Around thirteen, Calla the Lily decides she's had enough of being the poor girl. She holds Brian the Snot down by his pointy throat and punches him until they pull her off.

He loses three teeth and she none, and after that, she breaks hearts, arms, faces, and everything she can.

Eventually she breaks Aunt Cara's arm, and then she's gone before they can call the cops, Calla off running down the dark street with a backpack over her shoulder and a song of rage and fear in her her heart. She's bruised all over her insides and she's got Aunt Cara's bruises up and down her arms from bony fingers.


She's homeless. Plays tricks with quick fingers for money, plays drums on street corners, gets things thrown at her, gets hauled in for vagrancy. Picks up smoking, puts it down again. She gets hard, fast, but she still bruises easy and still has that crow-tangle hair on her head. She breaks the arms of pimps who think her quick trick fingers and her white body will sell for money.
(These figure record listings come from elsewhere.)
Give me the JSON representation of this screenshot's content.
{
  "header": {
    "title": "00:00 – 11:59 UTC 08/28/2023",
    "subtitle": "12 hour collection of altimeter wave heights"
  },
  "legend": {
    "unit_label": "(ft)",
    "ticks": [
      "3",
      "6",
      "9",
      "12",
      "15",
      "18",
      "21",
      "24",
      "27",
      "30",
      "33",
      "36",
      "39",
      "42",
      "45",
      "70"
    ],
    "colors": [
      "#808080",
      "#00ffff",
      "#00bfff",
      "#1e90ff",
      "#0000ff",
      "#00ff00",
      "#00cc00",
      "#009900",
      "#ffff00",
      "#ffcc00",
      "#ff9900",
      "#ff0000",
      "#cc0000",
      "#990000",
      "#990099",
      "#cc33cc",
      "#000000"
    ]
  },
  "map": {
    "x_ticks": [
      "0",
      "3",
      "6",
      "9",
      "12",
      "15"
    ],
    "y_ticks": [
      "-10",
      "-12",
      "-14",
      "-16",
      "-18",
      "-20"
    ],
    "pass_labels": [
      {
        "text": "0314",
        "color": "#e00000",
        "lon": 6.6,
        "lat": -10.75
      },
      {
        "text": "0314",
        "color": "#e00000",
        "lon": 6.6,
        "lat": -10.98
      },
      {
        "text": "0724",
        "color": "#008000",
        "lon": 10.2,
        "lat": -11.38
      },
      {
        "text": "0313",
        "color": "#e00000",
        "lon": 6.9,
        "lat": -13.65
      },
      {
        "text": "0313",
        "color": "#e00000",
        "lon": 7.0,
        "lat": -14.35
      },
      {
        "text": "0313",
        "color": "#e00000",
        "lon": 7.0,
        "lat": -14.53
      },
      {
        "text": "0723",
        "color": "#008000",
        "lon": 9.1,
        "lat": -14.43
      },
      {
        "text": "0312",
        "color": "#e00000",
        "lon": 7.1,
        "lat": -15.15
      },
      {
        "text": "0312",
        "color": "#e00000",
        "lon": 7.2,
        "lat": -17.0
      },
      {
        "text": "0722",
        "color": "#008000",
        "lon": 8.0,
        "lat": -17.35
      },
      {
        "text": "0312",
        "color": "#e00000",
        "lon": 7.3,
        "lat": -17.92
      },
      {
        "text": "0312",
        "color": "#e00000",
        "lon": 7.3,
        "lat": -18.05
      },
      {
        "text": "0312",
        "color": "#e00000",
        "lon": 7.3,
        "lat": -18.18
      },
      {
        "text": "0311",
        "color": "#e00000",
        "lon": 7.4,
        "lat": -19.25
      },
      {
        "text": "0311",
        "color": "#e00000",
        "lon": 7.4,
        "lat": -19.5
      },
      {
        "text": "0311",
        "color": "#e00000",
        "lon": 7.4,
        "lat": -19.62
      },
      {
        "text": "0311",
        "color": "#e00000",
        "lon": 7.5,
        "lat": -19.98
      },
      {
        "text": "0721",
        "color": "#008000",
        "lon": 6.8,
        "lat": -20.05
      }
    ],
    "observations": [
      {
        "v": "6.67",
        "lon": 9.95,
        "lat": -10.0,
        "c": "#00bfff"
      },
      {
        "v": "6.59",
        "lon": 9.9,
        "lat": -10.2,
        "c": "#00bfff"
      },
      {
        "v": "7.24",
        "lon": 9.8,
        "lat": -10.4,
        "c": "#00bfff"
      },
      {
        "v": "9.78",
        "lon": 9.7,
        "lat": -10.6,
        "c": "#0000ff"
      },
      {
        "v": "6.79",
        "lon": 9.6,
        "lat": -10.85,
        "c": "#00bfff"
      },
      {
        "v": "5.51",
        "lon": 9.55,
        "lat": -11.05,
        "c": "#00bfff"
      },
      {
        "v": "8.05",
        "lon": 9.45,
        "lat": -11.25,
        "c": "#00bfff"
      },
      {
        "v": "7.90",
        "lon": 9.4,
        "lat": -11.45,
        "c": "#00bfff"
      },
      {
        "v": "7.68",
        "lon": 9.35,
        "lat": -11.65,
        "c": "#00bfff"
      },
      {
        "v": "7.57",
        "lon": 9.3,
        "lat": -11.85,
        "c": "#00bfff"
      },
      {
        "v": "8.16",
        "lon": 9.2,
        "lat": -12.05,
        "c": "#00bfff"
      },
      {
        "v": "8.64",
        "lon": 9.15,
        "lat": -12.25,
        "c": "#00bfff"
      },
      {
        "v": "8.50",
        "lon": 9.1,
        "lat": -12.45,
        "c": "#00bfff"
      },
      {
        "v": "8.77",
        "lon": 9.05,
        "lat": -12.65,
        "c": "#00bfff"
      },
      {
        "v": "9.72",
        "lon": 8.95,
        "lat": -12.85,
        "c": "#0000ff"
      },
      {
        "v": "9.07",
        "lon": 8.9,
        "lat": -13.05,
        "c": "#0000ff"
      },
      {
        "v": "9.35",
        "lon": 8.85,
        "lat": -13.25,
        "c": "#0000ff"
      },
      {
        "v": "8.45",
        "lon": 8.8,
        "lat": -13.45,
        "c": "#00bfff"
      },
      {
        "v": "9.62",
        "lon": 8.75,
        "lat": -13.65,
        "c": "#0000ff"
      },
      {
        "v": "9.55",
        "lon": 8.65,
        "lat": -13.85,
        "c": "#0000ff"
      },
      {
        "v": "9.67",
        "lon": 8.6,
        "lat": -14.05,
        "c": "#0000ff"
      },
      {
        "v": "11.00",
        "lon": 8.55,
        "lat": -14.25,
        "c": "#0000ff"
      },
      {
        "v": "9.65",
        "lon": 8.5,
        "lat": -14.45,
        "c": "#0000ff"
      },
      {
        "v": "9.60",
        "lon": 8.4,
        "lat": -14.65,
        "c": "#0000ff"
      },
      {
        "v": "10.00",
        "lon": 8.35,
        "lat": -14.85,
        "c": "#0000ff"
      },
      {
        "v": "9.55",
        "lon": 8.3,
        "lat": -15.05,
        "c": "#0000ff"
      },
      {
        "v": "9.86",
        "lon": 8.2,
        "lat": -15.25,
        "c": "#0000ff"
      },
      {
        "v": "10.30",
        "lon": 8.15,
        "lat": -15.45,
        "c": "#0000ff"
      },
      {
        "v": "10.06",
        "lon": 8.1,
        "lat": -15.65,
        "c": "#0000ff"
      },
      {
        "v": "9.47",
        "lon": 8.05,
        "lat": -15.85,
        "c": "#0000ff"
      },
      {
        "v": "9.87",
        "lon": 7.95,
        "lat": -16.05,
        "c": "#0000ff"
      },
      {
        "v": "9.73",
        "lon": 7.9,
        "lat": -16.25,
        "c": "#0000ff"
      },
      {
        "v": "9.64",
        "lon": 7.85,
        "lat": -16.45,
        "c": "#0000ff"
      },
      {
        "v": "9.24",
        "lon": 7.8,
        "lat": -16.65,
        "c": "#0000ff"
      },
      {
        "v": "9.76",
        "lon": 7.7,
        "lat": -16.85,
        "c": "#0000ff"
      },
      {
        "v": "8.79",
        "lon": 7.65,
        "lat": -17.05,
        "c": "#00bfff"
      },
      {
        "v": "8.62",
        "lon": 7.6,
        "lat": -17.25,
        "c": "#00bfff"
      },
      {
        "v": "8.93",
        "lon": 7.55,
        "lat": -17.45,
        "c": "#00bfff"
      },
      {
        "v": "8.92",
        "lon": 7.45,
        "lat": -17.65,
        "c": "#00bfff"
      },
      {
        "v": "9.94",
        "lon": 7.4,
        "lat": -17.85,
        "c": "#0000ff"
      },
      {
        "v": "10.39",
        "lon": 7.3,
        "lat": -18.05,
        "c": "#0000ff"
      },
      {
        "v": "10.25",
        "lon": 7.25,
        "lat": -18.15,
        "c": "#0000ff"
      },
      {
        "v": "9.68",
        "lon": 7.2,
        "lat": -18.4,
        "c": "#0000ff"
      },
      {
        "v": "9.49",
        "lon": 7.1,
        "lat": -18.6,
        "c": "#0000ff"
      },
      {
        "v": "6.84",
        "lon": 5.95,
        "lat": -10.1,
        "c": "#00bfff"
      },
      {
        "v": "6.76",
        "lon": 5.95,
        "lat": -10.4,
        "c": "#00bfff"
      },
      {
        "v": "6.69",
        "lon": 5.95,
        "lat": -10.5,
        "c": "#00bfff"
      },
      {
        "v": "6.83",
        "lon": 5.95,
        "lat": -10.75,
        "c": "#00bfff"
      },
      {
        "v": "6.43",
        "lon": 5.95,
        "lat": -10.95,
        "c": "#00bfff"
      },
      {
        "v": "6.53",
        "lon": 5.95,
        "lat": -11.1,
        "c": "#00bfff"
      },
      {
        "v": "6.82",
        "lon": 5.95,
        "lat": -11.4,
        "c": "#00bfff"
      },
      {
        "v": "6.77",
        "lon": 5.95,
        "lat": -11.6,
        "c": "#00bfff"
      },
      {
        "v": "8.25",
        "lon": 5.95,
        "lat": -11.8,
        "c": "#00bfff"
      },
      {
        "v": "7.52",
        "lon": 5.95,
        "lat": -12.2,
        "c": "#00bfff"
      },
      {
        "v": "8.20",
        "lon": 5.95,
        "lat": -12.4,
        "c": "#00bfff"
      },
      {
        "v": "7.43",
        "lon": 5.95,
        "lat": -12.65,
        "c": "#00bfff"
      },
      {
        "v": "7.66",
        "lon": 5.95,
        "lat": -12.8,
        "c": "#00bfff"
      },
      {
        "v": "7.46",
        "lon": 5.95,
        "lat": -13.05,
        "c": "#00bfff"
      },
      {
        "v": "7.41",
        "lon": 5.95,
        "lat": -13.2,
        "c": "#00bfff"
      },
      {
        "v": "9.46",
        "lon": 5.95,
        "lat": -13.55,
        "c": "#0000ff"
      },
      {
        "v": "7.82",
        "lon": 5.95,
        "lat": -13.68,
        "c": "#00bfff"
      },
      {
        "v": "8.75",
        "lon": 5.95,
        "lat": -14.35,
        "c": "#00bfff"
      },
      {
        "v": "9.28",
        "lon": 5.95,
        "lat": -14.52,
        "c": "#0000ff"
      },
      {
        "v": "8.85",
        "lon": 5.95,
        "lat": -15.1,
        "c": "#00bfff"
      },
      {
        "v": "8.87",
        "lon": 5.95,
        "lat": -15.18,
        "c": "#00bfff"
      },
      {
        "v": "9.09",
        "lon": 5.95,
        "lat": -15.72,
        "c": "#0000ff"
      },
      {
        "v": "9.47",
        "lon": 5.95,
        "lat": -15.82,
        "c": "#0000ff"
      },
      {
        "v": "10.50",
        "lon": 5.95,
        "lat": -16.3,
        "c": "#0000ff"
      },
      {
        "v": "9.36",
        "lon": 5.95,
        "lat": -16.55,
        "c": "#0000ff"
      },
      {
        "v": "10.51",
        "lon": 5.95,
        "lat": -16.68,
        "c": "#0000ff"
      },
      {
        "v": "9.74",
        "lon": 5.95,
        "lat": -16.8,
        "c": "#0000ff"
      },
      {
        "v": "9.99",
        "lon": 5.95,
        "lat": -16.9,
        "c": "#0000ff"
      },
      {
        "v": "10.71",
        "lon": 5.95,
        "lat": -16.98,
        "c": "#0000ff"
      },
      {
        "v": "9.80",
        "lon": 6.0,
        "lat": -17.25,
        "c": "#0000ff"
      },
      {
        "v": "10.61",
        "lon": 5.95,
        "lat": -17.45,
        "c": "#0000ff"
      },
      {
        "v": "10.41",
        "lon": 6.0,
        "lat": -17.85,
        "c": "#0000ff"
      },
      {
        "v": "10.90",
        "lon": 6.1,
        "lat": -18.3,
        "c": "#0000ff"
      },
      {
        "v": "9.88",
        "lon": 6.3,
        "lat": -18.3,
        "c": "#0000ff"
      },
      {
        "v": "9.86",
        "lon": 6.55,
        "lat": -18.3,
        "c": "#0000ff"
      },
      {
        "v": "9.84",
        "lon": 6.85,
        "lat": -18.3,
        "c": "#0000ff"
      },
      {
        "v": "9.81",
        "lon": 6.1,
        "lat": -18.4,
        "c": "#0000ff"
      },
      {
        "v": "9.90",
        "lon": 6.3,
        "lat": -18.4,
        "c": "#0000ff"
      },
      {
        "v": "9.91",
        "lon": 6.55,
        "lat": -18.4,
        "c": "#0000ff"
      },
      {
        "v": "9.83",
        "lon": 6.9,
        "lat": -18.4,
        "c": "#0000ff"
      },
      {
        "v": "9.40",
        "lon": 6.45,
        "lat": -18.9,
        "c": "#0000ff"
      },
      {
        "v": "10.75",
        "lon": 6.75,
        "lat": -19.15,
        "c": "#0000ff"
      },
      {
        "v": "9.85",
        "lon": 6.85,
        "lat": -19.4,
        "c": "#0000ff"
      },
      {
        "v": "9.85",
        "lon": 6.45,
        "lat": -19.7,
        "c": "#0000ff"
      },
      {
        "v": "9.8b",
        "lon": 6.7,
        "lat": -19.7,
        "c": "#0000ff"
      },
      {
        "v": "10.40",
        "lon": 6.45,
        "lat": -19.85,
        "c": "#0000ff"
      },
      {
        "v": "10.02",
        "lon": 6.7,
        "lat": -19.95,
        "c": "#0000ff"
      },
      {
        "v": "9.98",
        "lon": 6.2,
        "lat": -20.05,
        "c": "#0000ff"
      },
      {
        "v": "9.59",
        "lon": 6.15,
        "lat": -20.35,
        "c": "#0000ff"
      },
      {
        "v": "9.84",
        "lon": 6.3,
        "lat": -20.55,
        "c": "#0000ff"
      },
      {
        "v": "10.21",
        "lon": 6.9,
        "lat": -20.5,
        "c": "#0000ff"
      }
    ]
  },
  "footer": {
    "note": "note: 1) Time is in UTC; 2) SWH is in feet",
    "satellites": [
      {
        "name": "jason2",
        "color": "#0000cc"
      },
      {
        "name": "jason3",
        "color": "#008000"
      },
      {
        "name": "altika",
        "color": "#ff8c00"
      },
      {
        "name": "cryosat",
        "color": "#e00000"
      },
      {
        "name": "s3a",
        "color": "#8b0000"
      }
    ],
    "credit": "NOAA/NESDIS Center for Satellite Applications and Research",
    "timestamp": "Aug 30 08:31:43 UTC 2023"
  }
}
She hums at night now, and she hears the voice of her mother. Gramma Cassie didn't tell her they were witches, but after fifteen years of bruises and curses and crosses above her bed, it all makes sense.

She thinks about it, Mamma Caroline muttering in her head, and the next time someone crosses her, she hops up and down on the largest crack she can find down a twisting side-street until they get run over by a car.


Calla likes to think of herself as a rebel, just like all the other kids on the street. She likes to think of the mundanes as marks, curse-spots. Sometimes she'll have them cross her palm with silver. Sometimes she demands maps from them, because she's curious now about all the cracks she can find on the side-streets, and all the strange places Mamma Caroline guides her too, muttering.

Bit by bit, Calla finds the cracks to strike a man dead, the cracks which widen in hearts so you fall in love. She finds the ones to turn aside attention, slipping into so no one can see. She finds the ones where coins tumble, and wallets fall, and the one where she can squint to see the next day.

She catches a man one day, filling the crack where the hearts widen out, and she shoves him into it, good and hard. His name is Jeffrey, and when he stands up, his skin is bruised all violet like the palms of her hands. There's stars in his eyes, those wide innocent eyes (brown and streaked with green) staring up at Calla Lily, and she takes his hands and lets him take her home.


Out again in a year after he gets tired of her calling out to Mamma Caroline in the dark. All the cracks in the world can't get him back, so she steals his money and goes back out on the streets.

Back in the alleyways, she's white but dirty all over, and she mumbles constantly now to herself, day after day. Calla Lily's got all the cracks in the city, and she tends them with a rusty crowbar, widening the paths her Mamma shows her. Some days, palm crossed with silver, she'll take someone by the hand and take them down to their crack, shoving them wide in, feeding them up to the neck.

Sometimes the cracks promise her things too, but caught in her lily garden filled with asphalt and cement and Caroline's whispering, she doesn't ask for anything anymore to take her away from the land of the black purple bruises and her mother's voice.